Causal Graphs Meet Thoughts: Enhancing Complex Reasoning in Graph-Augmented LLMs
This work addresses the need for causal reasoning and explainability in high-stakes domains like medicine and law, offering an incremental improvement over traditional Graph RAG methods.
The paper tackled the problem of enhancing complex reasoning in graph-augmented LLMs by integrating causal graphs with chain-of-thought retrieval, resulting in up to a 10% absolute improvement in medical question-answering tasks.
In knowledge-intensive tasks, especially in high-stakes domains like medicine and law, it is critical not only to retrieve relevant information but also to provide causal reasoning and explainability.

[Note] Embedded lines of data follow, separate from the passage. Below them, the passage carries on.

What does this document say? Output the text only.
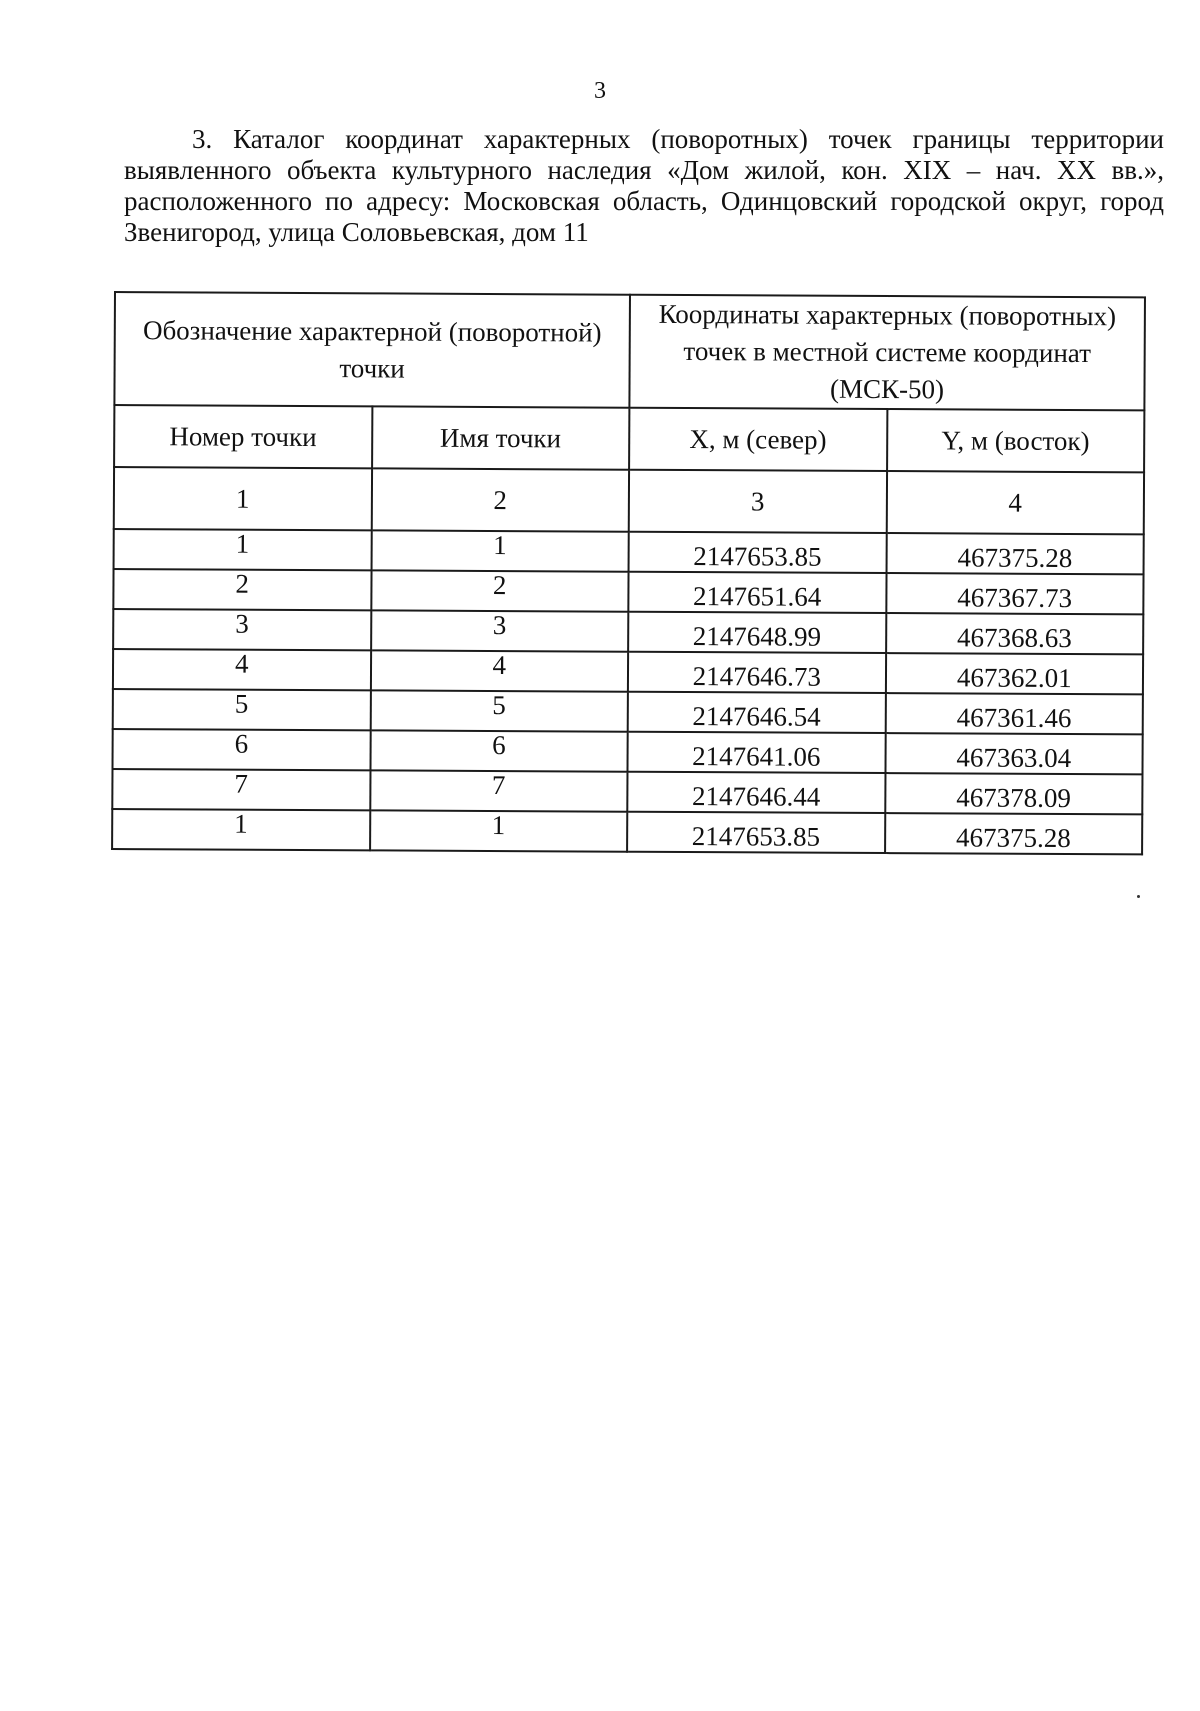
3

3. Каталог координат характерных (поворотных) точек границы территории выявленного объекта культурного наследия «Дом жилой, кон. XIX – нач. XX вв.», расположенного по адресу: Московская область, Одинцовский городской округ, город Звенигород, улица Соловьевская, дом 11

Обозначение характерной (поворотной) точки		Координаты характерных (поворотных) точек в местной системе координат (МСК-50)	
Номер точки	Имя точки	X, м (север)	Y, м (восток)
1	2	3	4
1	1	2147653.85	467375.28
2	2	2147651.64	467367.73
3	3	2147648.99	467368.63
4	4	2147646.73	467362.01
5	5	2147646.54	467361.46
6	6	2147641.06	467363.04
7	7	2147646.44	467378.09
1	1	2147653.85	467375.28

Large language models (LLMs) have achieved remarkable performance in natural language understanding and generation tasks. However, they often suffer from limitations such as difficulty in incorporating new knowledge, generating hallucinations, and explaining their reasoning process. To address these challenges, integrating knowledge graphs with Graph Retrieval-Augmented Generation (Graph RAG) has emerged as an effective solution. Traditional Graph RAG methods often rely on simple graph traversal or semantic similarity, which do not capture causal relationships or align well with the model's internal reasoning steps. This paper proposes a novel pipeline that filters large knowledge graphs to emphasize cause-effect edges, aligns the retrieval process with the model's chain-of-thought (CoT), and enhances reasoning through multi-stage path improvements. Experiments on medical question-answering tasks show consistent gains, with up to a 10\% absolute improvement across multiple large language models (LLMs). This approach demonstrates the value of combining causal reasoning with stepwise retrieval, leading to more interpretable and logically grounded solutions for complex queries.